Dalam konteks pemerintahan daerah, penyelenggaraan pemerintahan daerah sendiri
sebenarnya bertujuan untuk meningkatkan partisipasi dan akuntabilitas masyarakat dalam
penyelenggaraan pemerintahan. Namun, tujuan ini bertentangan dengan praktik pemerintahan
sendiri di daerah saat ini, di mana ruang partisipasi masyarakat belum difasilitasi secara
memadai.
Partisipasi masyarakat yang sangat rendah dalam mengawal jalannya perbaikan
pelayanan lingkungan disebabkan oleh beberapa faktor.
a. penyusunan standar pelayanan tidak memperhatikan kebutuhan masyarakat.
b. tidak ada sarana maupun mekanisme penyampaian aduan dari masyarakat
c. tidak adanya tindak lanjut penyelesaian pengaduan yang disampaikan oleh
masyarakat.
d. ketakutan "salah alamat" dalam melapor jika ada penyimpangan dalam pelayanan
lingkungan
Dalam konteks pemerintahan daerah, penyelenggaraan pemerintahan daerah sendiri
sebenarnya bertujuan untuk meningkatkan partisipasi dan akuntabilitas masyarakat dalam
penyelenggaraan pemerintahan. Namun, tujuan ini bertentangan dengan praktik pemerintahan
sendiri di daerah saat ini, di mana ruang partisipasi masyarakat belum difasilitasi secara
memadai.
Selain itu, masyarakat juga sering mengeluhkan layanan yang dilakukan oleh ASN
kepada Inspektorat. Namun, sebagai Aparat Pengawas Internal Pemerintah, peran Inspektorat
tidak berfungsi dengan baik. Masyarakat terkesan tidak percaya dengan penyelesaian yang
dilakukan oleh Inspektorat, sehingga masyarakat lebih memilih menyampaikan pengaduan ke
pihak eksternal, yakni ORI. Hal ini terbukti dari banyaknya pengaduan yang disampaikan
masyarakat kepada ORI, dibanding Inspektorat.
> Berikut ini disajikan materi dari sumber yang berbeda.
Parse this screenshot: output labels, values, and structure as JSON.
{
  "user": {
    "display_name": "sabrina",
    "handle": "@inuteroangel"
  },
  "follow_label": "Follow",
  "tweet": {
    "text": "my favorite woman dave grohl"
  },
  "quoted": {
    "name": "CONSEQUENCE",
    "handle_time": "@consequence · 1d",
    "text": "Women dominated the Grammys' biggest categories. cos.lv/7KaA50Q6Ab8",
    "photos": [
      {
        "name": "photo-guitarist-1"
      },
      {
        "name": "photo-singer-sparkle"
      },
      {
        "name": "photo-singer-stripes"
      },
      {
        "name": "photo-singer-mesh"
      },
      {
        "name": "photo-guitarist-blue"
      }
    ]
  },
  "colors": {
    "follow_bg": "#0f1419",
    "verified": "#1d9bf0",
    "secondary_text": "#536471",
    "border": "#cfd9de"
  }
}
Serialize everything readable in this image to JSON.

Kedudukan sejajar antara yang diawasi dan
yang mengawasi, bisa jadi salah satu pertimbangan masyarakat tidak melaporkan keluhan
pelayanan lingkungan yang dilakukan oleh ASN kepada Inspektorat. Oleh karena itu, perlu
penguatan peran Inspektorat dengan melakukan perubahan struktur kelembagaan Inspektorat,
semisal Inspektorat kabupaten/kota berada di bawah dan bertanggung jawab kepada Gubernur.
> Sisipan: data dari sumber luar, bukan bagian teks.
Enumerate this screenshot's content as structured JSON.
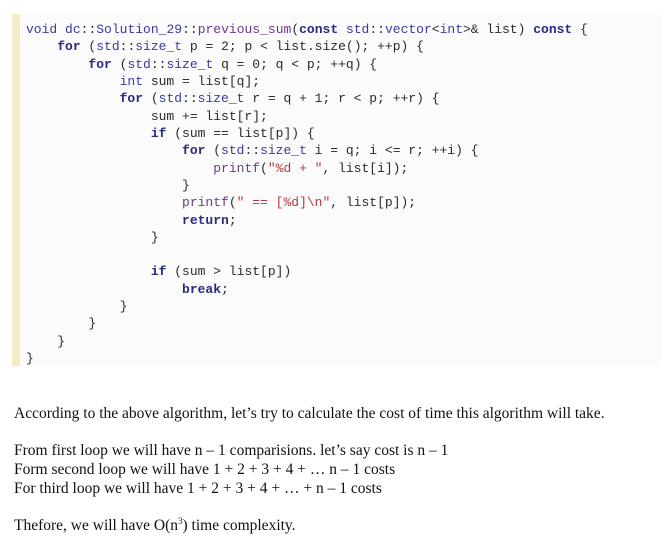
{
  "code": {
    "lines": [
      "void dc::Solution_29::previous_sum(const std::vector<int>& list) const {",
      "    for (std::size_t p = 2; p < list.size(); ++p) {",
      "        for (std::size_t q = 0; q < p; ++q) {",
      "            int sum = list[q];",
      "            for (std::size_t r = q + 1; r < p; ++r) {",
      "                sum += list[r];",
      "                if (sum == list[p]) {",
      "                    for (std::size_t i = q; i <= r; ++i) {",
      "                        printf(\"%d + \", list[i]);",
      "                    }",
      "                    printf(\" == [%d]\\n\", list[p]);",
      "                    return;",
      "                }",
      "",
      "                if (sum > list[p])",
      "                    break;",
      "            }",
      "        }",
      "    }",
      "}"
    ]
  },
  "text": {
    "intro": "According to the above algorithm, let’s try to calculate the cost of time this algorithm will take.",
    "line1": "From first loop we will have n – 1 comparisions. let’s say cost is n – 1",
    "line2": "Form second loop we will have 1 + 2 + 3 + 4 + … n – 1 costs",
    "line3": "For third loop we will have 1 + 2 + 3 + 4 + … + n – 1 costs",
    "conclusion_prefix": "Thefore, we will have O(n",
    "conclusion_sup": "3",
    "conclusion_suffix": ") time complexity."
  }
}
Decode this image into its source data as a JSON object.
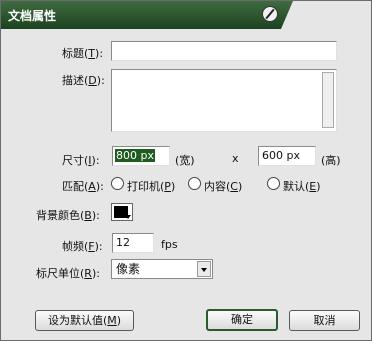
{
  "dialog": {
    "title": "文档属性"
  },
  "fields": {
    "title_label": "标题(",
    "title_key": "T",
    "title_end": "):",
    "title_value": "",
    "desc_label": "描述(",
    "desc_key": "D",
    "desc_end": "):",
    "desc_value": "",
    "size_label": "尺寸(",
    "size_key": "I",
    "size_end": "):",
    "width_value": "800 px",
    "width_unit": "(宽)",
    "times": "x",
    "height_value": "600 px",
    "height_unit": "(高)",
    "match_label": "匹配(",
    "match_key": "A",
    "match_end": "):",
    "radio_printer_a": "打印机(",
    "radio_printer_key": "P",
    "radio_printer_b": ")",
    "radio_content_a": "内容(",
    "radio_content_key": "C",
    "radio_content_b": ")",
    "radio_default_a": "默认(",
    "radio_default_key": "E",
    "radio_default_b": ")",
    "bg_label": "背景颜色(",
    "bg_key": "B",
    "bg_end": "):",
    "bg_color": "#000000",
    "fps_label": "帧频(",
    "fps_key": "F",
    "fps_end": "):",
    "fps_value": "12",
    "fps_unit": "fps",
    "ruler_label": "标尺单位(",
    "ruler_key": "R",
    "ruler_end": "):",
    "ruler_value": "像素"
  },
  "buttons": {
    "make_default_a": "设为默认值(",
    "make_default_key": "M",
    "make_default_b": ")",
    "ok": "确定",
    "cancel": "取消"
  }
}
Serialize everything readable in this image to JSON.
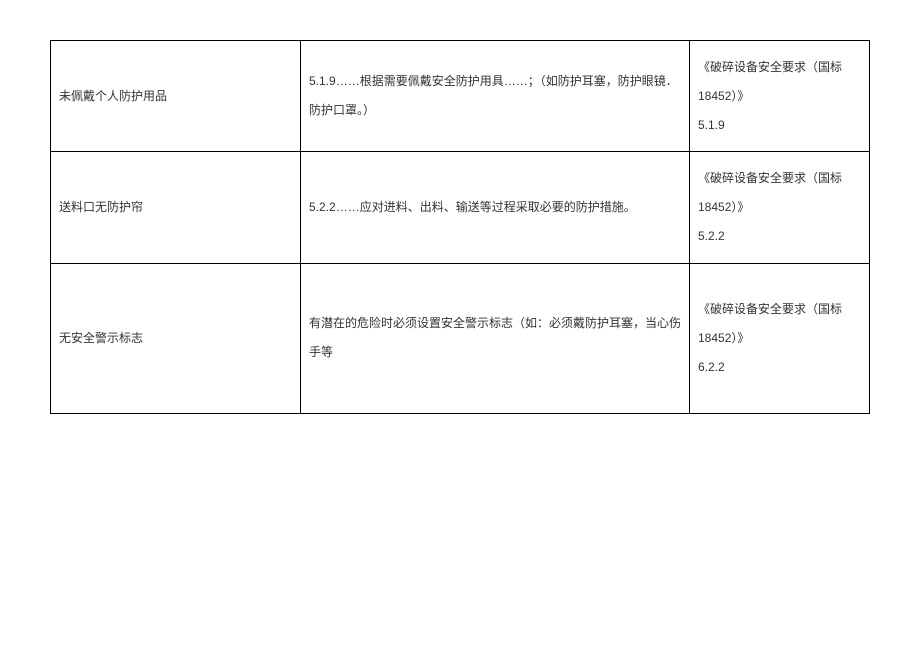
{
  "rows": [
    {
      "issue": "未佩戴个人防护用品",
      "requirement": "5.1.9……根据需要佩戴安全防护用具……；（如防护耳塞，防护眼镜．防护口罩。）",
      "reference_title": "《破碎设备安全要求（国标18452）》",
      "reference_clause": "5.1.9"
    },
    {
      "issue": "送料口无防护帘",
      "requirement": "5.2.2……应对进料、出料、输送等过程采取必要的防护措施。",
      "reference_title": "《破碎设备安全要求（国标18452）》",
      "reference_clause": "5.2.2"
    },
    {
      "issue": "无安全警示标志",
      "requirement": "有潜在的危险时必须设置安全警示标志（如：必须戴防护耳塞，当心伤手等",
      "reference_title": "《破碎设备安全要求（国标18452）》",
      "reference_clause": "6.2.2"
    }
  ]
}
Walaupun pengaduan yang disampaikan masyarakat lebih banyak masuk ke ORI
dibanding ke Penyelenggara atau DPR/DPRD. Namun demikian, tidak sedikit juga masyarakat
yang masih asing terhadap ORI. Oleh karena itu, ini menjadi tantangan tersendiri bagi ORI,
bagaimana ke depannya agar ORI semakin dikenal oleh masyarakat.
Oleh karena itu, menumbuhkan partisipasi masyarakat untuk terlibat aktif dalam
penyelenggaran pelayanan lingkungan dapat ditempuh melalui pembenahan diberbagai
sektor.
a. membenahi pengelolaan pengaduan di ULP sebagai penyelenggara pelayanan
lingkungan
b. mewujudkan Sistem Pengelolaan Pengaduan Pelayanan Publik Nasional (SP4N)
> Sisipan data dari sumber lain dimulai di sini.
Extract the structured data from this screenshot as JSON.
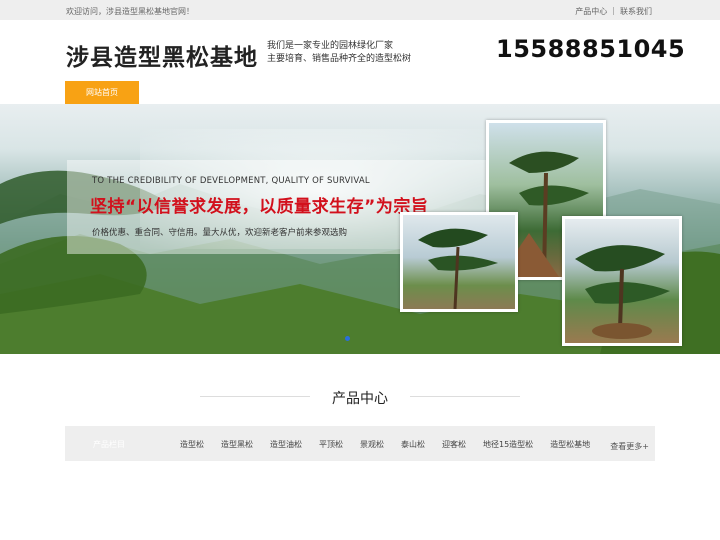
{
  "topbar": {
    "welcome": "欢迎访问，涉县造型黑松基地官网！",
    "links": [
      "产品中心",
      "联系我们"
    ],
    "separator": "|"
  },
  "header": {
    "logo": "涉县造型黑松基地",
    "tagline_line1": "我们是一家专业的园林绿化厂家",
    "tagline_line2": "主要培育、销售品种齐全的造型松树",
    "phone": "15588851045"
  },
  "nav": {
    "home": "网站首页"
  },
  "banner": {
    "english": "TO THE CREDIBILITY OF DEVELOPMENT, QUALITY OF SURVIVAL",
    "slogan": "坚持“以信誉求发展，以质量求生存”为宗旨",
    "subtitle": "价格优惠、重合同、守信用。量大从优，欢迎新老客户前来参观选购",
    "slide_count": 3,
    "active_slide": 1
  },
  "products": {
    "section_title": "产品中心",
    "category_title": "产品栏目",
    "categories": [
      "造型松",
      "造型黑松",
      "造型油松",
      "平顶松",
      "景观松",
      "泰山松",
      "迎客松",
      "地径15造型松",
      "造型松基地"
    ],
    "more": "查看更多+"
  },
  "colors": {
    "accent": "#f8a214",
    "slogan_red": "#d2101c",
    "active_dot": "#2a6fdb"
  }
}
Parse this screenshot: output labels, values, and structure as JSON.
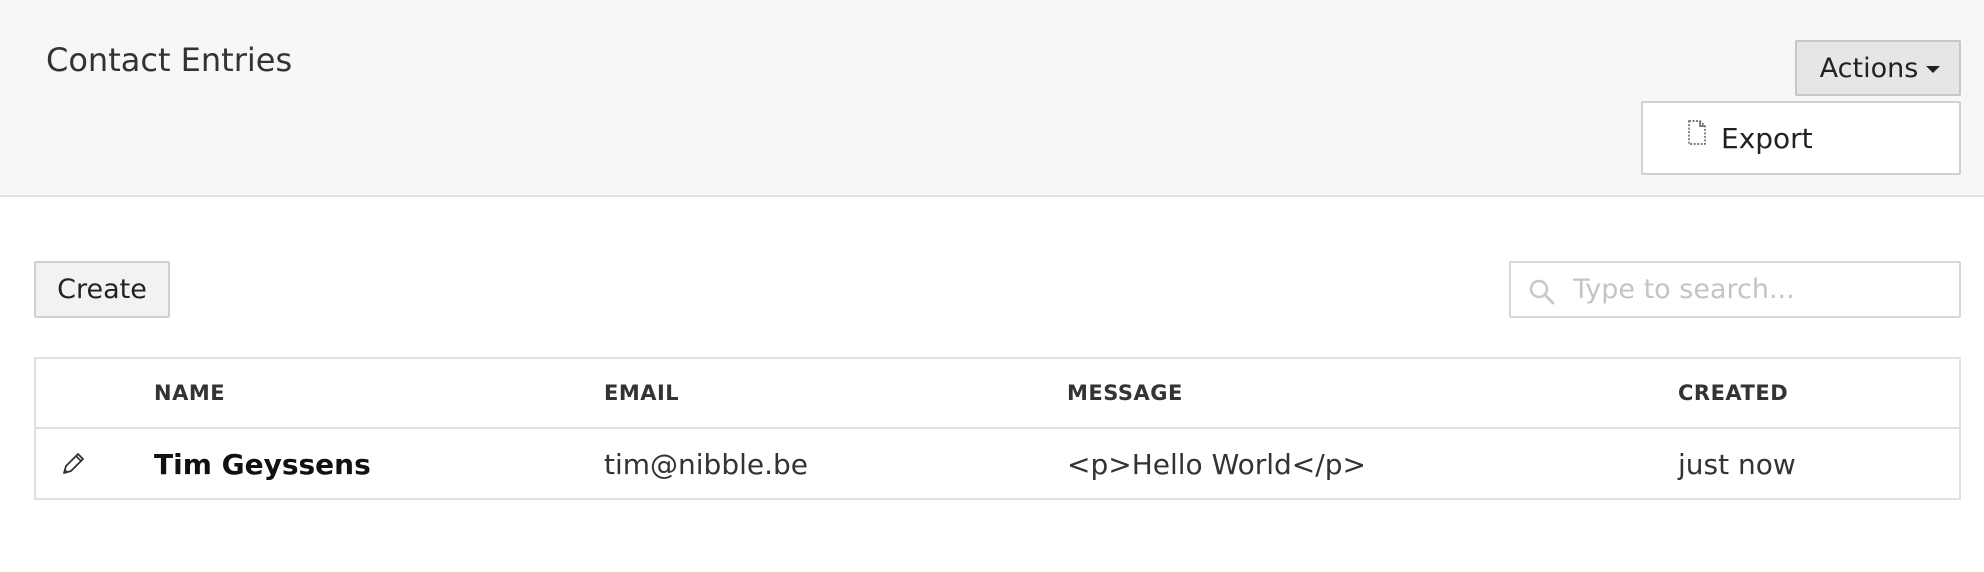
{
  "header": {
    "title": "Contact Entries",
    "actions_label": "Actions",
    "dropdown": {
      "items": [
        {
          "label": "Export",
          "icon": "document-icon"
        }
      ]
    }
  },
  "toolbar": {
    "create_label": "Create",
    "search": {
      "placeholder": "Type to search...",
      "value": "",
      "icon": "search-icon"
    }
  },
  "table": {
    "columns": [
      "NAME",
      "EMAIL",
      "MESSAGE",
      "CREATED"
    ],
    "rows": [
      {
        "edit_icon": "pencil-icon",
        "name": "Tim Geyssens",
        "email": "tim@nibble.be",
        "message": "<p>Hello World</p>",
        "created": "just now"
      }
    ]
  },
  "colors": {
    "header_bg": "#f7f7f7",
    "button_bg": "#e6e6e6",
    "border": "#e1e1e1",
    "placeholder": "#c4c4c4"
  }
}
yang terintegrasi, dengan cara mendorong agar semua penyelenggara pelayanan
lingkungan, baik di daerah maupun instansi vertikal, BUMN/BUMD, BHMN agar
mengintegrasikan pengelolaan pengaduannya ke dalam sistem pengaduan nasional.
c. mendorong agar pengaduan yang masuk ke ORI semakin meningkat setiap tahun.
ORI harus melakukan terobosan dengan memanfaatkan perkembangan teknologi
gawai seperti membuat aplikasi pengaduan berbasis android dan sejenisnya.